Las golondrinas, siempre elegantes y dignas, volvieron a sus casas, tras un invierno por sus pueblos lejanos. Las rumanas, mi rumana estaba allí, con su falda larga hasta los pies y su desgana. Podía ser cualquiera o pudo serlo, hasta que tuve la ocurrencia, el falso privilegio para con ella de separarla un poco de aquel grupo, todas muy jóvenes, que obedecían, aparecían o desaparecían cuando llegaba hasta allí y sin palabras, la furgoneta blanca. Nos unió el primer euro y ya quedó expectante. Cada día lo soltaba en su mano de cobre y ella lo agradecía siempre con las mismas palabras. «¡Hola, amigo! ¡Amigo! ¡Muchas gracias a ti!».

Pero tuve que ausentarme unos días y no pasé por la puerta del templo. Por fin una mañana, no tuve más remedio, con la menor intención, ni siquiera ya el recuerdo de aquellos propósitos. Me salió al paso levantándose de aquella escalinata, como siempre, con algunas de sus compañeras, que ya me conocerían por lo que les hubiera contado.

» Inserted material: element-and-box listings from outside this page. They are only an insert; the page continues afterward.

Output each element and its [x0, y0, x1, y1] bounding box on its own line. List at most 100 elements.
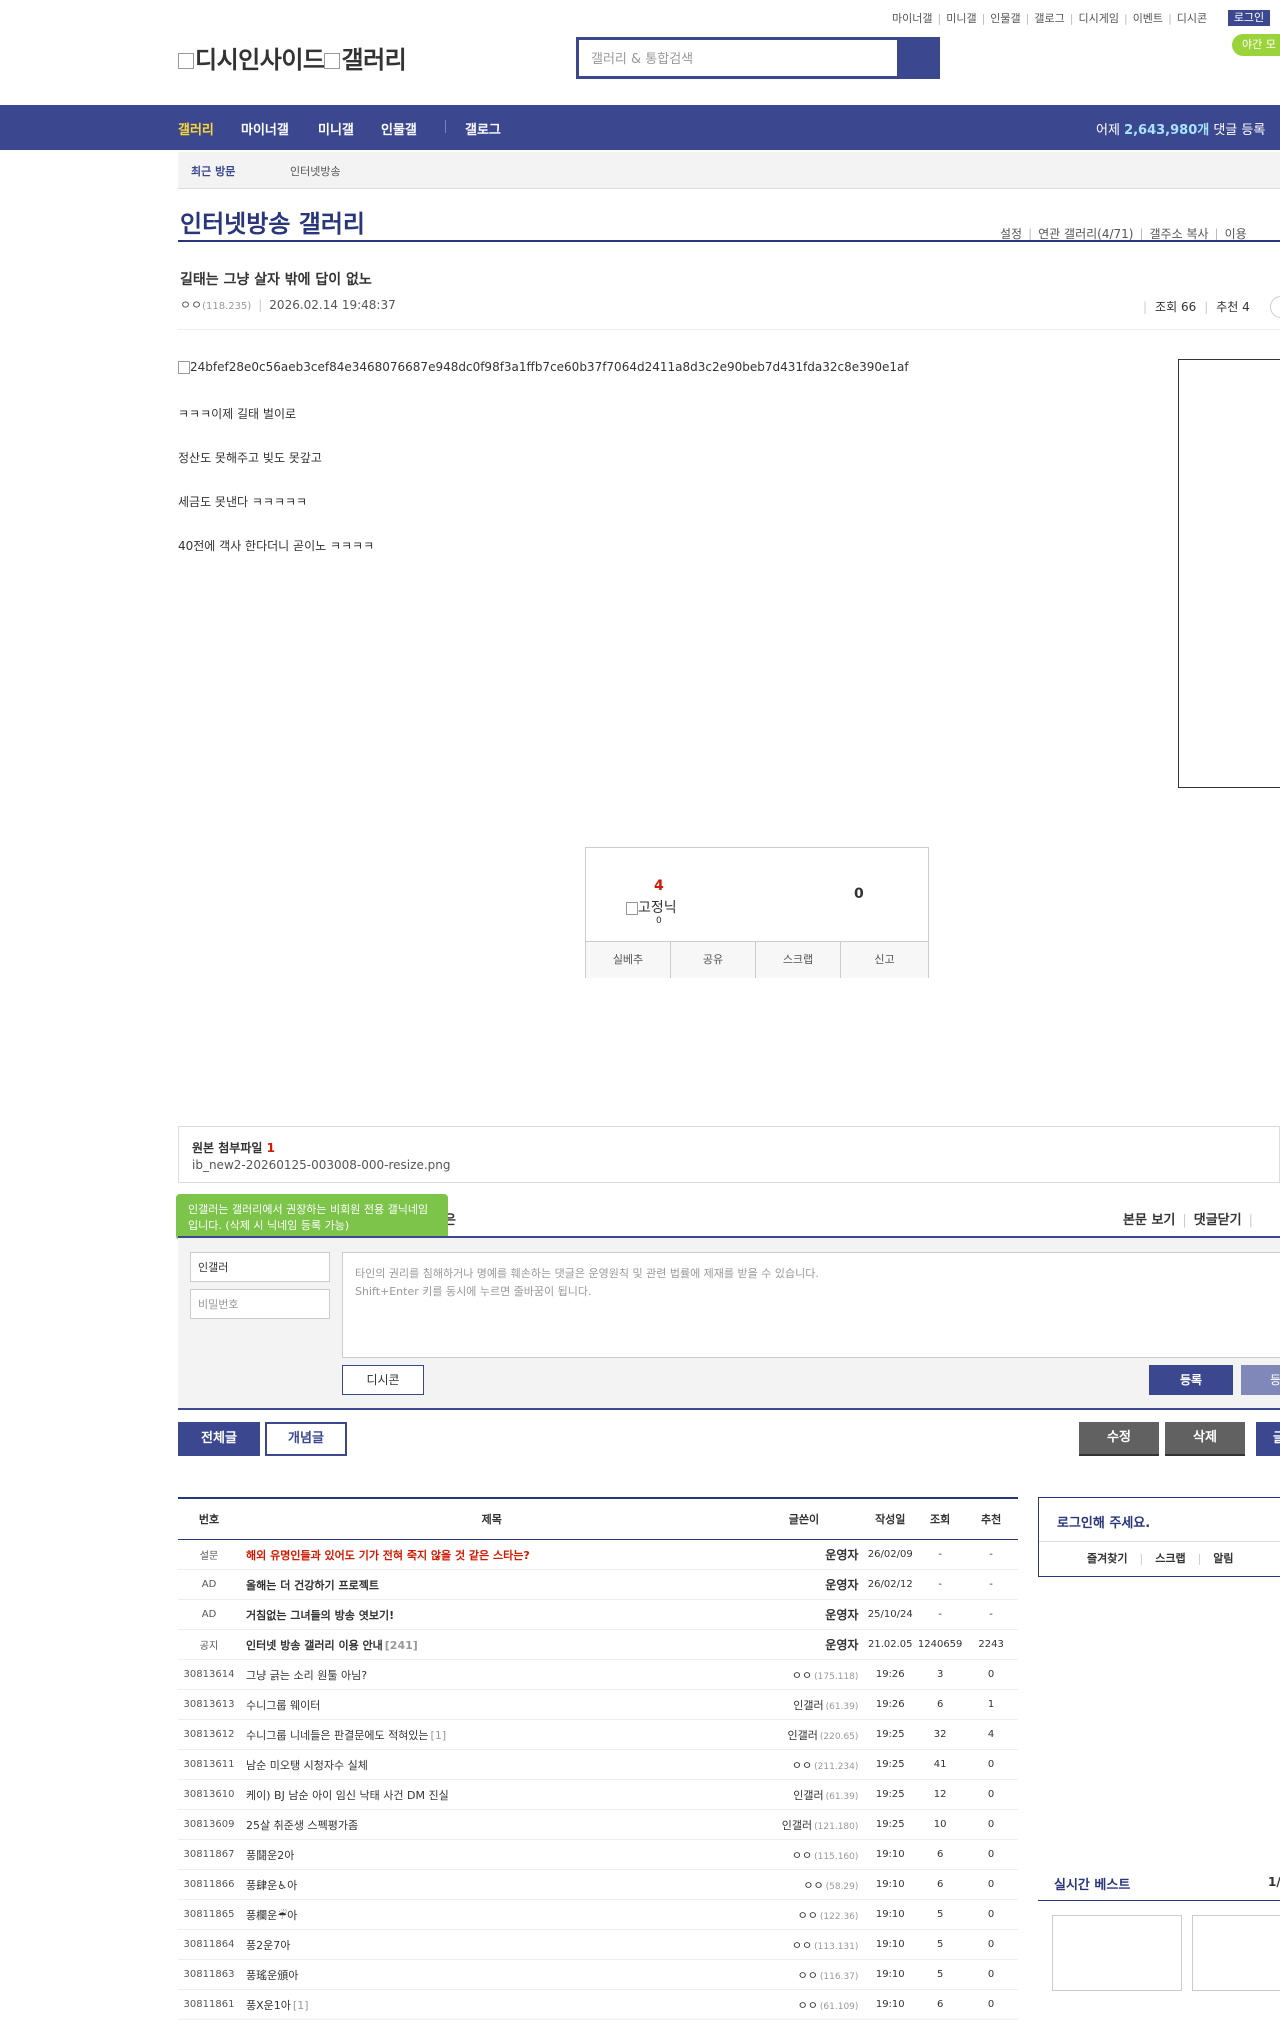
row-title-text[interactable]: 풍X운1아 — [246, 1999, 291, 2012]
row-writer[interactable]: ㅇㅇ (175.118) — [743, 1659, 865, 1690]
row-writer-name[interactable]: ㅇㅇ — [792, 1849, 812, 1862]
row-title-text[interactable]: 수니그룹 니네들은 판결문에도 적혀있는 — [246, 1729, 429, 1742]
row-writer[interactable]: 운영자 — [743, 1599, 865, 1630]
table-row[interactable]: 30813613 수니그룹 웨이터 인갤러 (61.39) 19:26 6 1 — [178, 1689, 1018, 1720]
comment-submit-recommend-button[interactable]: 등록 — [1241, 1365, 1280, 1395]
table-row[interactable]: 30813612 수니그룹 니네들은 판결문에도 적혀있는 [1] 인갤러 (220.6… — [178, 1719, 1018, 1750]
row-writer[interactable]: 인갤러 (61.39) — [743, 1689, 865, 1720]
copy-gallery-url-link[interactable]: 갤주소 복사 — [1150, 227, 1209, 241]
top-link-person-gallery[interactable]: 인물갤 — [990, 10, 1020, 26]
row-writer-name[interactable]: 인갤러 — [782, 1819, 812, 1832]
favorites-link[interactable]: 즐겨찾기 — [1087, 1552, 1127, 1565]
top-link-mini-gallery[interactable]: 미니갤 — [946, 10, 976, 26]
row-title-text[interactable]: 인터넷 방송 갤러리 이용 안내 — [246, 1639, 383, 1652]
table-row[interactable]: 30811863 풍瑤운頒아 ㅇㅇ (116.37) 19:10 5 0 — [178, 1959, 1018, 1990]
table-row[interactable]: 30811866 풍肆운♿아 ㅇㅇ (58.29) 19:10 6 0 — [178, 1869, 1018, 1900]
realtime-best-card[interactable] — [1052, 1915, 1182, 1991]
row-title[interactable]: 그냥 긁는 소리 원툴 아님? — [240, 1659, 744, 1690]
row-title[interactable]: 케이) BJ 남순 아이 임신 낙태 사건 DM 진실 — [240, 1779, 744, 1810]
table-row[interactable]: 30811864 풍2운7아 ㅇㅇ (113.131) 19:10 5 0 — [178, 1929, 1018, 1960]
row-writer-name[interactable]: 운영자 — [825, 1608, 858, 1622]
row-comment-count[interactable]: [1] — [293, 1999, 309, 2012]
edit-button[interactable]: 수정 — [1079, 1422, 1159, 1456]
scrap-link[interactable]: 스크랩 — [1155, 1552, 1185, 1565]
row-writer-name[interactable]: ㅇㅇ — [803, 1879, 823, 1892]
search-input[interactable] — [581, 42, 909, 76]
row-writer-name[interactable]: ㅇㅇ — [792, 1759, 812, 1772]
row-writer[interactable]: 인갤러 (61.39) — [743, 1779, 865, 1810]
gallery-usage-link[interactable]: 이용 — [1225, 227, 1247, 241]
row-title[interactable]: 인터넷 방송 갤러리 이용 안내 [241] — [240, 1629, 744, 1660]
row-writer-name[interactable]: ㅇㅇ — [798, 1909, 818, 1922]
site-logo[interactable]: 디시인사이드 갤러리 — [178, 40, 407, 75]
close-comments-button[interactable]: 댓글닫기 — [1194, 1213, 1242, 1228]
row-title-text[interactable]: 수니그룹 웨이터 — [246, 1699, 320, 1712]
row-title-text[interactable]: 케이) BJ 남순 아이 임신 낙태 사건 DM 진실 — [246, 1789, 449, 1802]
real-best-button[interactable]: 실베추 — [586, 942, 671, 978]
row-title-text[interactable]: 풍鬪운2아 — [246, 1849, 294, 1862]
view-body-button[interactable]: 본문 보기 — [1123, 1213, 1175, 1228]
row-writer[interactable]: 운영자 — [743, 1629, 865, 1660]
more-options-icon[interactable] — [1270, 296, 1280, 318]
gallery-title[interactable]: 인터넷방송 갤러리 — [180, 204, 365, 239]
top-link-gallog[interactable]: 갤로그 — [1034, 10, 1064, 26]
row-writer[interactable]: ㅇㅇ (113.131) — [743, 1929, 865, 1960]
row-title[interactable]: 풍X운1아 [1] — [240, 1989, 744, 2020]
delete-button[interactable]: 삭제 — [1165, 1422, 1245, 1456]
comment-submit-button[interactable]: 등록 — [1149, 1365, 1233, 1395]
row-writer[interactable]: 운영자 — [743, 1539, 865, 1570]
recent-visit-item[interactable]: 인터넷방송 — [290, 163, 341, 179]
related-gallery-link[interactable]: 연관 갤러리(4/71) — [1038, 227, 1133, 241]
downvote-count[interactable]: 0 — [854, 886, 864, 902]
row-writer-name[interactable]: ㅇㅇ — [792, 1669, 812, 1682]
row-title-text[interactable]: 그냥 긁는 소리 원툴 아님? — [246, 1669, 367, 1682]
row-writer[interactable]: ㅇㅇ (115.160) — [743, 1839, 865, 1870]
row-title[interactable]: 풍2운7아 — [240, 1929, 744, 1960]
row-writer-name[interactable]: ㅇㅇ — [798, 1999, 818, 2012]
row-title-text[interactable]: 풍瑤운頒아 — [246, 1969, 298, 1982]
table-row[interactable]: 30813609 25살 취준생 스펙평가좀 인갤러 (121.180) 19:25 10… — [178, 1809, 1018, 1840]
row-title-text[interactable]: 풍肆운♿아 — [246, 1879, 297, 1892]
fixed-nick-upvote[interactable]: 고정닉 — [626, 897, 677, 917]
row-title-text[interactable]: 풍欄운☔아 — [246, 1909, 297, 1922]
row-title-text[interactable]: 거침없는 그녀들의 방송 엿보기! — [246, 1609, 394, 1622]
search-button[interactable] — [897, 40, 937, 76]
table-row[interactable]: AD 올해는 더 건강하기 프로젝트 운영자 26/02/12- - — [178, 1569, 1018, 1600]
row-title-text[interactable]: 풍2운7아 — [246, 1939, 290, 1952]
recent-visits-label[interactable]: 최근 방문 — [191, 163, 235, 179]
row-title-text[interactable]: 올해는 더 건강하기 프로젝트 — [246, 1579, 379, 1592]
row-title[interactable]: 수니그룹 니네들은 판결문에도 적혀있는 [1] — [240, 1719, 744, 1750]
row-writer[interactable]: ㅇㅇ (122.36) — [743, 1899, 865, 1930]
comment-textarea[interactable]: 타인의 권리를 침해하거나 명예를 훼손하는 댓글은 운영원칙 및 관련 법률에… — [342, 1252, 1280, 1358]
row-writer-name[interactable]: 운영자 — [825, 1638, 858, 1652]
table-row[interactable]: 30811865 풍欄운☔아 ㅇㅇ (122.36) 19:10 5 0 — [178, 1899, 1018, 1930]
row-writer[interactable]: ㅇㅇ (61.109) — [743, 1989, 865, 2020]
row-title-text[interactable]: 남순 미오탱 시청자수 실체 — [246, 1759, 368, 1772]
upvote-count[interactable]: 4 — [654, 878, 664, 894]
row-writer[interactable]: ㅇㅇ (58.29) — [743, 1869, 865, 1900]
row-writer[interactable]: ㅇㅇ (211.234) — [743, 1749, 865, 1780]
table-row[interactable]: AD 거침없는 그녀들의 방송 엿보기! 운영자 25/10/24- - — [178, 1599, 1018, 1630]
row-title[interactable]: 거침없는 그녀들의 방송 엿보기! — [240, 1599, 744, 1630]
row-comment-count[interactable]: [241] — [385, 1639, 418, 1652]
row-writer-name[interactable]: ㅇㅇ — [792, 1939, 812, 1952]
night-mode-toggle[interactable]: 야간 모 — [1232, 34, 1280, 56]
row-title[interactable]: 풍瑤운頒아 — [240, 1959, 744, 1990]
row-title[interactable]: 남순 미오탱 시청자수 실체 — [240, 1749, 744, 1780]
attachment-file-link[interactable]: ib_new2-20260125-003008-000-resize.png — [192, 1158, 450, 1172]
row-title-text[interactable]: 해외 유명인들과 있어도 기가 전혀 죽지 않을 것 같은 스타는? — [246, 1549, 530, 1562]
row-writer[interactable]: 인갤러 (121.180) — [743, 1809, 865, 1840]
top-link-dcgame[interactable]: 디시게임 — [1078, 10, 1118, 26]
gnb-mini-gallery[interactable]: 미니갤 — [318, 119, 354, 138]
login-prompt[interactable]: 로그인해 주세요. — [1057, 1512, 1150, 1531]
table-row[interactable]: 30813614 그냥 긁는 소리 원툴 아님? ㅇㅇ (175.118) 19:26 3… — [178, 1659, 1018, 1690]
share-button[interactable]: 공유 — [671, 942, 756, 978]
row-comment-count[interactable]: [1] — [431, 1729, 447, 1742]
all-posts-button[interactable]: 전체글 — [178, 1422, 260, 1456]
row-writer-name[interactable]: ㅇㅇ — [798, 1969, 818, 1982]
table-row[interactable]: 30813610 케이) BJ 남순 아이 임신 낙태 사건 DM 진실 인갤러 (6… — [178, 1779, 1018, 1810]
row-writer-name[interactable]: 운영자 — [825, 1578, 858, 1592]
row-writer[interactable]: 운영자 — [743, 1569, 865, 1600]
row-writer[interactable]: ㅇㅇ (116.37) — [743, 1959, 865, 1990]
gnb-gallog[interactable]: 갤로그 — [465, 119, 501, 138]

Lo hizo con la desgana añadida de cierta seguridad: su manera crónica de parecer cansada. Sonreía ante mí con la mano abierta. «¡Hola, amigo! Yo no te veía de mucho tiempo. ¿Qué pasas tú? ¡Estás malo, amigo?». No tenía motivo que yo recuerde pero sentí necesidad de evitarla. ¿Con qué descaro me asaltaba, me exigía? Es lo que me pareció. Escapaba a mis esquemas de director en aquel acto o aquella relación exclusivamente mía. Tocaba las monedas en mi bolsillo pero, de repente, necesitaba escapar a lo que me pareció una obligación.

Después de aquel día no volví a verla. Pasó el verano y las golondrinas acabaron sus casas de barro para regresar por la primavera siguiente. Yo no tenía ninguna necesidad de ellas, pero volvieron. Y lo siguen haciendo.